X562 is one of several early-Qīng Heart Sūtra commentaries by lay devotees that are preserved in the Wàn xùzàng. Doctrinally Xú’s reading is broadly Chan-style with the tǐyòng analytic apparatus that became standard in jūshì writing of the period. The accessible style and the family-collator process indicate the work was intended for circulation within Xú’s literatus social circles in the Húzhōu / Wǔyuán region.

For the wider history of Heart Sūtra commentary, X562 contributes a jūshì-perspective complement to the contemporary monastic commentaries (Hānshān’s X542, Hóngzàn’s X553+554, Yuánxián’s X558, Xùfǎ’s X559+560). The cluster of late-Míng / early-Qīng jūshì commentaries — Xiè Guānguāng (X540+541), Zhū Wànlǐ (X547), Wáng Qǐlóng (X561), Xú Chāngzhì (X562) — together documents the rich late-imperial jūshì commentary tradition that flourished alongside (and often in dialogue with) the monastic commentary mainstream.

Composition date: no internal dating. Xú Chāngzhì’s lifedates and full chronology are imperfectly known (CBDB 690868 records the name but no firm dates; DILA A000922 records the dynasties as Míng / Qīng without specific dates).
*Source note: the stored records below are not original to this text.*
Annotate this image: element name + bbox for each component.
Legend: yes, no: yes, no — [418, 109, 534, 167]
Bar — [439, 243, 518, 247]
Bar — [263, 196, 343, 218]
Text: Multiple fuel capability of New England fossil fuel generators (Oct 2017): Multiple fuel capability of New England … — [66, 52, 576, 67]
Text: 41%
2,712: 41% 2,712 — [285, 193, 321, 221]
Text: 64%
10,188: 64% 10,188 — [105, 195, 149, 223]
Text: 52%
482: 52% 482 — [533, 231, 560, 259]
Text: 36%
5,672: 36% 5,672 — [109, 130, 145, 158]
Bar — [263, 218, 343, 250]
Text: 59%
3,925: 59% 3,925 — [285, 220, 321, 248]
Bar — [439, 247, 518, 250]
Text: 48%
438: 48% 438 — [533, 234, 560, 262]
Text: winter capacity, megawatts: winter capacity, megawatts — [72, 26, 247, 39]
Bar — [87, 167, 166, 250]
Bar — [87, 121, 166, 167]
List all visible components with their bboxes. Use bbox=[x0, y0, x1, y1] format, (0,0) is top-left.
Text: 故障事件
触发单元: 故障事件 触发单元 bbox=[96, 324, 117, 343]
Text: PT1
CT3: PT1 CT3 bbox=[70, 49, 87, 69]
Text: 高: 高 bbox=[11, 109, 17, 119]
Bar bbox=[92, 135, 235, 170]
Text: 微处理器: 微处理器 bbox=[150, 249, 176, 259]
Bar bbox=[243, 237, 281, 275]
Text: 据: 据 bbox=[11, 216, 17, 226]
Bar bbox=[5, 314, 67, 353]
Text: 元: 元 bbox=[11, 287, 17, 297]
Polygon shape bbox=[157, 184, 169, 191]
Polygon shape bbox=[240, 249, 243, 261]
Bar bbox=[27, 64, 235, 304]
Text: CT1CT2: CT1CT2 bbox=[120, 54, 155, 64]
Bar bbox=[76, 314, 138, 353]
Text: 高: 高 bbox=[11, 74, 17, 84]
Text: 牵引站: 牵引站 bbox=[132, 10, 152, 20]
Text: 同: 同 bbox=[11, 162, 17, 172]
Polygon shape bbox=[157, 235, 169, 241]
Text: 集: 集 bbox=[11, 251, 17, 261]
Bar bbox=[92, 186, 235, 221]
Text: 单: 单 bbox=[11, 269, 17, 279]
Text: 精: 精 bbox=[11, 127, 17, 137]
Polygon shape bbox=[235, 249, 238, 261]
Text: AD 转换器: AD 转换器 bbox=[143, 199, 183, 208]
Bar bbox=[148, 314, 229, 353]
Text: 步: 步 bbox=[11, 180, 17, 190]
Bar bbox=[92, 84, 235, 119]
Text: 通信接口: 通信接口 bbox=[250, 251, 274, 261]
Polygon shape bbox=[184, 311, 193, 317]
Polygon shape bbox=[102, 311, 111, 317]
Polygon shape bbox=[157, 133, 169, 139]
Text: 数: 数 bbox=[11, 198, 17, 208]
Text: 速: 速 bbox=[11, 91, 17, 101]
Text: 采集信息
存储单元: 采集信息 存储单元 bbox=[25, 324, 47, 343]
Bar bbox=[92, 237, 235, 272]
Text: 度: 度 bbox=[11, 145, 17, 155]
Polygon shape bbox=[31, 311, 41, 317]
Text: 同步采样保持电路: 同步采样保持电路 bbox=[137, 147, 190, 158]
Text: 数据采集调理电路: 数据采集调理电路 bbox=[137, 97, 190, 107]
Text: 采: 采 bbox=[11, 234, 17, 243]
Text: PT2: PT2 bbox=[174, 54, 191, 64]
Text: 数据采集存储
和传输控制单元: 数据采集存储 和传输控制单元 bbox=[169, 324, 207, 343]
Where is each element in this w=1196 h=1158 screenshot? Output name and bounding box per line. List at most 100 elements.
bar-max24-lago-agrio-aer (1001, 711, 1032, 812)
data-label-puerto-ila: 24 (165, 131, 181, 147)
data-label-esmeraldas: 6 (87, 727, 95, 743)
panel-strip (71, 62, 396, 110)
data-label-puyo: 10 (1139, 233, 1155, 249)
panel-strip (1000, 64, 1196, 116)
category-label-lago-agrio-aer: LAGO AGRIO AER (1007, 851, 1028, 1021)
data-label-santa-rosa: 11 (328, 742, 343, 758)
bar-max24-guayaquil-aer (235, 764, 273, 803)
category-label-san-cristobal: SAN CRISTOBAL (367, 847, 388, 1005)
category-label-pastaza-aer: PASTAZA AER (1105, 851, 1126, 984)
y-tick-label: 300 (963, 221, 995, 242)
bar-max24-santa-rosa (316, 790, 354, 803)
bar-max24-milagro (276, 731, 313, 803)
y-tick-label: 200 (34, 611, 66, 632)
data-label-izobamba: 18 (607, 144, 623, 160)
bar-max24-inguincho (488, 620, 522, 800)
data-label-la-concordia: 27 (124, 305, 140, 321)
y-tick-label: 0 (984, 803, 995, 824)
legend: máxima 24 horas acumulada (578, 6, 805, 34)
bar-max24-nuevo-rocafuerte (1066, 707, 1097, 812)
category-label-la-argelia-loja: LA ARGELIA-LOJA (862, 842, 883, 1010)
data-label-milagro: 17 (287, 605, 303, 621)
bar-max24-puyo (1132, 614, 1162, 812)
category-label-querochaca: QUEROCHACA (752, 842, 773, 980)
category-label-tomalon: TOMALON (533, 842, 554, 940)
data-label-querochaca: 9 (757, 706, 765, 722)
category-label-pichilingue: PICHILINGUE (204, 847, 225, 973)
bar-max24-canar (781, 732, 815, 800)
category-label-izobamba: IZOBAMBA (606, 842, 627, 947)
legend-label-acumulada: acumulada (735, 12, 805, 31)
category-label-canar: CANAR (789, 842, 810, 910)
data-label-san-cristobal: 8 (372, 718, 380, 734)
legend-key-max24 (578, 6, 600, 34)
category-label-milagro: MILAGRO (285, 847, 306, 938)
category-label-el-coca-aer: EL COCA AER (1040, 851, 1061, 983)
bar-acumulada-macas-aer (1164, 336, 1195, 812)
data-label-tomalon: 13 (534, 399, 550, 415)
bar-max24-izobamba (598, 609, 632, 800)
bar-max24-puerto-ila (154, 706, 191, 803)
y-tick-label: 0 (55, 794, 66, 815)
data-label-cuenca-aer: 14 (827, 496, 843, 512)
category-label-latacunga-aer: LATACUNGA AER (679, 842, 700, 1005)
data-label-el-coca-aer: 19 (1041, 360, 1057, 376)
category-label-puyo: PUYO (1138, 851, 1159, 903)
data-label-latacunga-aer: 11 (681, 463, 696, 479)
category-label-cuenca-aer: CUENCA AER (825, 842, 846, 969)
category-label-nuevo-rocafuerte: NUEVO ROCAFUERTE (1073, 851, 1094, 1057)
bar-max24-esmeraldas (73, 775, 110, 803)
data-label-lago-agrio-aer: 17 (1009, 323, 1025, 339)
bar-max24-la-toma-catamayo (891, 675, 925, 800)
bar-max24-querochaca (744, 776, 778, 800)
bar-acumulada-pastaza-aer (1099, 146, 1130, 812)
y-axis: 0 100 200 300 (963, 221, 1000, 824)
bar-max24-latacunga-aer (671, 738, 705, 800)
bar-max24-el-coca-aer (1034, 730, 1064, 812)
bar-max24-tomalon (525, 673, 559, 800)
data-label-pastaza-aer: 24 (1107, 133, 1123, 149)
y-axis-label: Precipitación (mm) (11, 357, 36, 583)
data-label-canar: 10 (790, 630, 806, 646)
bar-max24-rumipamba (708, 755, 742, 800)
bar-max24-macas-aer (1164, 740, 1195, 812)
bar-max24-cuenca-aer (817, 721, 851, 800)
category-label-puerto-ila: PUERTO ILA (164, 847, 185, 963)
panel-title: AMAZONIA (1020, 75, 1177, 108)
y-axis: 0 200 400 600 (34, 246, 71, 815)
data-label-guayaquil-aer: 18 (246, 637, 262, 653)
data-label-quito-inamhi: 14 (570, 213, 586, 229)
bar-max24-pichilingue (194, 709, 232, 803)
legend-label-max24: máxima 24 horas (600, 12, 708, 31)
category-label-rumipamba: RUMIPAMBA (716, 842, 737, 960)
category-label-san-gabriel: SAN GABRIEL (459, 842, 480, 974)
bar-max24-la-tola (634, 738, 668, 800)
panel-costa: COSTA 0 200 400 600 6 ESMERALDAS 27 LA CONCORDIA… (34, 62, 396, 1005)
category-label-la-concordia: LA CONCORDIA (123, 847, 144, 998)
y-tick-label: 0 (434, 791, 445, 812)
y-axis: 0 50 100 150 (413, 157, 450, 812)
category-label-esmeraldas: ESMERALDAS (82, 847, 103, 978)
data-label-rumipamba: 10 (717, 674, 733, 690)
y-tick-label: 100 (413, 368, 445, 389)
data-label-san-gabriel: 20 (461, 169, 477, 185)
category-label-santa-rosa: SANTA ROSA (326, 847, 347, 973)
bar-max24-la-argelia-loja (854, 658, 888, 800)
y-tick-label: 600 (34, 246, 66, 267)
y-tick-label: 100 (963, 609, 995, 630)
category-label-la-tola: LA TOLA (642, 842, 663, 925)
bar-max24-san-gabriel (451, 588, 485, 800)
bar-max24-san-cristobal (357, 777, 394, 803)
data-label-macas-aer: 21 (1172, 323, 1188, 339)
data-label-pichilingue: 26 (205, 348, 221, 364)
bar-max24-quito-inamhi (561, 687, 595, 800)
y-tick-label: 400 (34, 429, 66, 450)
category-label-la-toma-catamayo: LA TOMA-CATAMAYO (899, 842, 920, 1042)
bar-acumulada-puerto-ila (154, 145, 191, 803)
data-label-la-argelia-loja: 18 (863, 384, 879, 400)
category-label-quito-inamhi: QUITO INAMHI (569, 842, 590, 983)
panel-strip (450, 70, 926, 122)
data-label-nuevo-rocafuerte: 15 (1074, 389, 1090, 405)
The bracket notBefore 1640 / notAfter 1670 reflects a conservative late-Míng-to-early-Qīng window; the work most likely belongs to the Shùnzhì or early-Kāngxī era.

Translations and research

  • No substantial Western-language translation located.
  • For the late-Míng / early-Qīng jūshì Buddhist context, see Chün-fang Yü, The Renewal of Buddhism in China (1981); Timothy Brook, Praying for Power (1993).
  • Xú Chāngzhì’s other Buddhist works include the Pò jiāwài lù 破家外錄 (“Refutation of Heretical Records”), a polemical text against Christianity from the late-Míng Jiěxié anti-Christian campaign — making him a notable late-Míng anti-Christian polemicist. See Erik Zürcher, Buddhism in China: Collected Papers of Erik Zürcher (Leiden: Brill, 2014), various essays on the late-Míng anti-Christian Buddhist polemicists.

Other points of interest

The four-sons collation note — Xú Shēngzhēn, Xú Qiánzhēn, Xú Gǒngshū, and Xú Yízhēn jointly proofreading their father’s Heart Sūtra commentary — is a documentary glimpse into late-Míng / early-Qīng jūshì family Buddhist scholarship. The transmission of Buddhist study within literatus families was an important feature of late-imperial Chinese Buddhism, paralleling the more famous family-based Confucian classical scholarship traditions.

Xú’s other major contribution to late-imperial Chinese Buddhism is his role as one of the leading editors of the late-Míng Pò xié jí 破邪集 (1639) — the principal anti-Christian Buddhist polemical anthology of the period, compiled in response to the Jesuit mission. His Heart Sūtra commentary belongs to the same broad late-Míng jūshì programme of defending and elaborating Buddhist scriptural learning against external challengers.